Dakar: The government of Senegal is aggressively working to address the challenges hindering sales of its maiden Sukuk as the country is determined to elevate itself to the position where it can lead the West Africa in Islamic Finance having its 94 percent population being Muslims.
Senegal still needs to adjust its policies to be able to sell debt that complies with Islam’s ban on interest after postponing a plan last year to sell such bonds, said Mouhamadou Lamine Mbacke, Managing Director of the African Institute of Islamic Finance, a Dakar-based company that advises governments and financial institutions and is working with the authorities on the rule changes.
According to Mbacke, South Africa and Nigeria, the continent’s largest economies, are among nations looking to Islamic finance to raise money for development and both have rules in place to sell the debt. In the eight-nation West African currency union, Senegal stands out for relative stability after electing a new president last year and the need to finance everything from energy to infrastructure and agriculture.
He said, “As we have relative political stability, we want investors to invest in Senegal and then use Senegal as a place from which to invest in West Africa. Dakar could become a hub for Islamic finance.”
Senegal, with a $14 billion economy, is making a push with the global market for Islam-compliant financing set to double to $3 trillion by 2015, according to Standard & Poor’s.
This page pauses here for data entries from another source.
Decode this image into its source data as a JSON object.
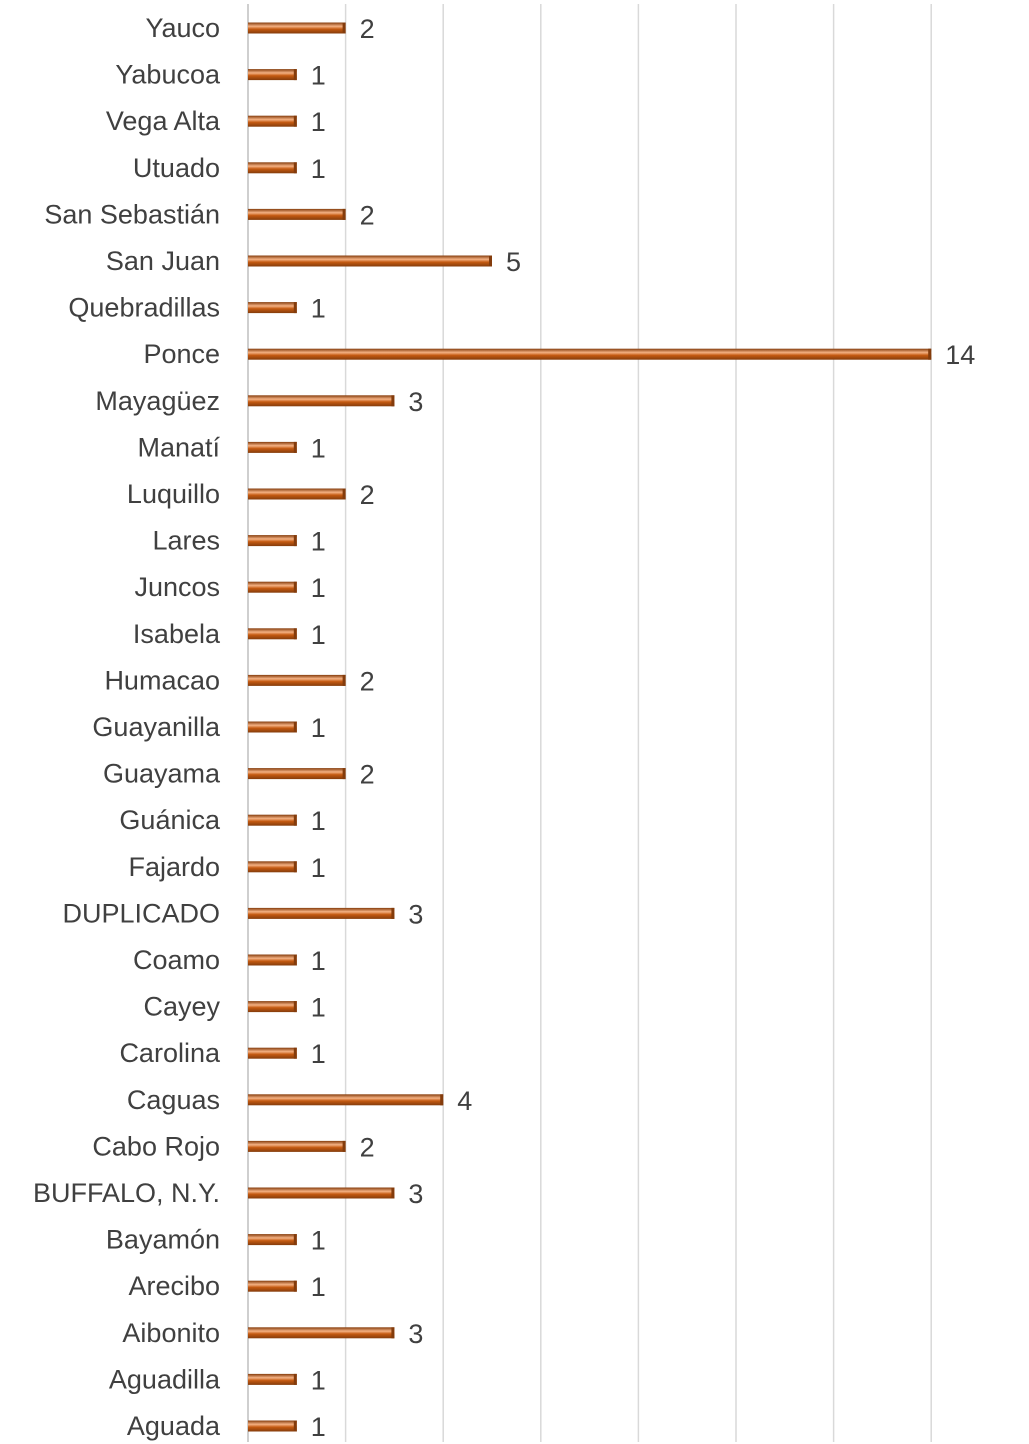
{
  "chart_data": {
    "type": "bar",
    "orientation": "horizontal",
    "categories": [
      "Yauco",
      "Yabucoa",
      "Vega Alta",
      "Utuado",
      "San Sebastián",
      "San Juan",
      "Quebradillas",
      "Ponce",
      "Mayagüez",
      "Manatí",
      "Luquillo",
      "Lares",
      "Juncos",
      "Isabela",
      "Humacao",
      "Guayanilla",
      "Guayama",
      "Guánica",
      "Fajardo",
      "DUPLICADO",
      "Coamo",
      "Cayey",
      "Carolina",
      "Caguas",
      "Cabo Rojo",
      "BUFFALO, N.Y.",
      "Bayamón",
      "Arecibo",
      "Aibonito",
      "Aguadilla",
      "Aguada"
    ],
    "values": [
      2,
      1,
      1,
      1,
      2,
      5,
      1,
      14,
      3,
      1,
      2,
      1,
      1,
      1,
      2,
      1,
      2,
      1,
      1,
      3,
      1,
      1,
      1,
      4,
      2,
      3,
      1,
      1,
      3,
      1,
      1
    ],
    "title": "",
    "xlabel": "",
    "ylabel": "",
    "xlim": [
      0,
      16
    ],
    "grid": true,
    "legend": "none",
    "colors": {
      "bar": "#c55a11",
      "bar_highlight": "#f4b183",
      "bar_dark": "#843c0c",
      "text": "#404040",
      "grid": "#d9d9d9"
    }
  }
}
Mbacke said, “Absa Group Ltd. (ASA), a Johannesburg-based unit of Barclays Plc, offers Islamic banking services and is prospecting in West African markets.”
“As far as market potential, West Africa is better positioned than South Africa because it has a bigger Muslim population,” he added.
Yields on Senegal’s $500 million of 8.75 percent bonds due May 2021 fell 2.4 basis points to 5.84 percent by 1:36 p.m. in Dakar, down from 5.93 percent at the end of 2012. Average emerging-market dollar-denominated bond yields have raised 1 basis point this year to 5.53 percent March 12, after falling to a record-low 5.49 percent Jan. 23, according to JPMorgan Chase & Co.’s EMBI Global Index.
The Gambia, which shares borders with Senegal on three sides, sells three-month sukuk along with Treasury bills at its weekly central bank auctions. At a sale yesterday, the sukuk yielded 9.61 percent, compared with 9.52 percent for regular debt of the same duration.
Senegal, the second-biggest economy in the West African currency union after Ivory Coast, is set to see growth accelerate to 4.3 percent this year from 3.7 percent in 2012, according to the International Monetary Fund.
Senegal ranks 155 out of 187 countries on the United Nations’ Human Development Index, which measures indicators including education, income and gender equality. It’s ranked the highest among countries in the West African union.
Senegal elected a new president in 2012 after protests against attempts by Abdoulaye Wade to remain in office. President Macky Sall has started investigations into the previous government, reviewed state institutions and cut spending to boost investor confidence. Selling sukuk would help lure investment to the country from areas such as the Persian Gulf, said Mbacke.
“Raising a sukuk was giving Senegal a lot of visibility to the country. Investors in the Gulf would keep an eye on Senegal and that would help us,” Mbacke concluded.